Un an après la mort d’Adama Traoré, une expertise confirme sa mort par asphyxie, reliée à des fragilités antérieures, mais sans résoudre l’inconnue au coeur de l’affaire: a-t-elle été provoquée par l’interpellation des gendarmes ce 19 juillet 2016 ?
Lors de son arrestation après une course-poursuite, le jeune homme âgé de 24 ans avait été maintenu au sol sous « le poids des corps » de trois gendarmes, selon les déclarations de l’un des militaires qui assurait n’avoir porté aucun coup.
« Une des causes possibles de la mort, c’est le placage ventral des gendarmes qui contribue à une compression thoracique », affirme Yassine Bouzrou, l’avocat de la famille qui dénonce depuis le début une « bavure ».
Lundi, les juges d’instruction parisiens, qui ont repris en décembre cette enquête ouverte à Pontoise, ont reçu la contre-expertise anatomo-pathologique que l’avocat avait demandé en vue de confirmer cette hypothèse.
« L’ensemble de ces constatations permet de conclure que la mort est secondaire (consécutive, ndlr) à un état asphyxique aigu, lié à la décompensation – à l’occasion d’un épisode d’effort et de stress – d’un état antérieur plurifactoriel », écrivent les médecins au terme de leur rapport, dont l’AFP a eu connaissance. Parmi ces facteurs, ils citent notamment une anomalie cardiaque (une « cardiomégalie » modérée) et une maladie inflammatoire.
Une formulation qui laisse ouverte la question des circonstances du décès d’Adama Traoré, dont la mort avait entraîné plusieurs nuits de violences à Beaumont-sur-Oise (Val d’Oise) et ses environs.
La première autopsie avait conclu à une « absence de cause immédiate au décès », mais identifié un « syndrome asphyxique » et des « lésions d’allure infectieuse ». Dans sa communication, jugée « partielle et partiale » par Me Bouzrou, le procureur de Pontoise n’avait alors pas mentionné cette asphyxie mais invoqué une « infection très grave » pour expliquer la mort du jeune homme.
La thèse avait suscité la colère de l’entourage d’Adama Traoré mais été vite balayée par la contre-autopsie, qui avait relevé « l’absence de point d’appel infectieux ». Elle concluait à une mort par « syndrome asphyxique » à confirmer par un examen anatomo-pathologique. Réalisé en septembre, ce premier examen approfondi des organes avait avancé l’hypothèse d’une cardiomyopathie « exposant M. Traoré au risque de mort subite » et relevé plusieurs anomalies pouvant avoir contribué au décès.

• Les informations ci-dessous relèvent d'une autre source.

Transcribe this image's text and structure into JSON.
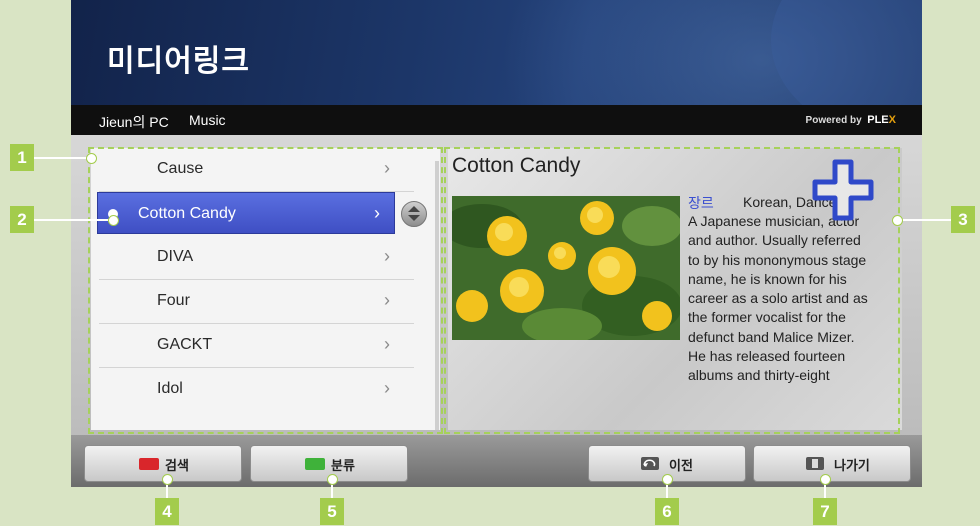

– « Etat antérieur plurifactoriel » –
C’est cet examen que discute le rapport déposé lundi, réalisé à partir des mêmes prélèvements, le corps du jeune homme étant enterré au Mali. Selon ses auteurs, l’hypothèse d’une cardiomyopathie « ne peut être retenue avec certitude », et de nouveau ils écartent tout « état infectieux antérieur ».
En revanche, les experts médicaux relèvent plusieurs fragilités potentiellement à l’origine de l’asphyxie, notamment une « cardiomégalie » qui, « bien que modérée », « peut s’être décompensée sur un mode aigu à l’occasion d’un effort (trouble du rythme ? poussée d’insuffisance cardiaque ?) ».
Avant de prendre le poids des gendarmes sur lui lors de son arrestation, Adama Traoré avait couru pour fuir à un contrôle d’identité dans l’après-midi de ce jour de canicule. Rattrapé, il était parvenu à s’échapper avant d’être retrouvé dans un appartement et maîtrisé.
Le jeune homme avait alors confié ses « difficultés à respirer ». Il avait perdu connaissance lors de son transport vers la brigade de Persan.
Une autre interrogation porte sur les secours prodigués à Adama Traoré. Un des pompiers appelés sur place a déclaré aux enquêteurs que le jeune homme n’avait pas été placé en position latérale de sécurité mais était face contre terre, menotté, et qu’un gendarme lui avait indiqué qu’il « simulait » un malaise.
Son décès avait été constaté environ une heure et demie après son interpellation.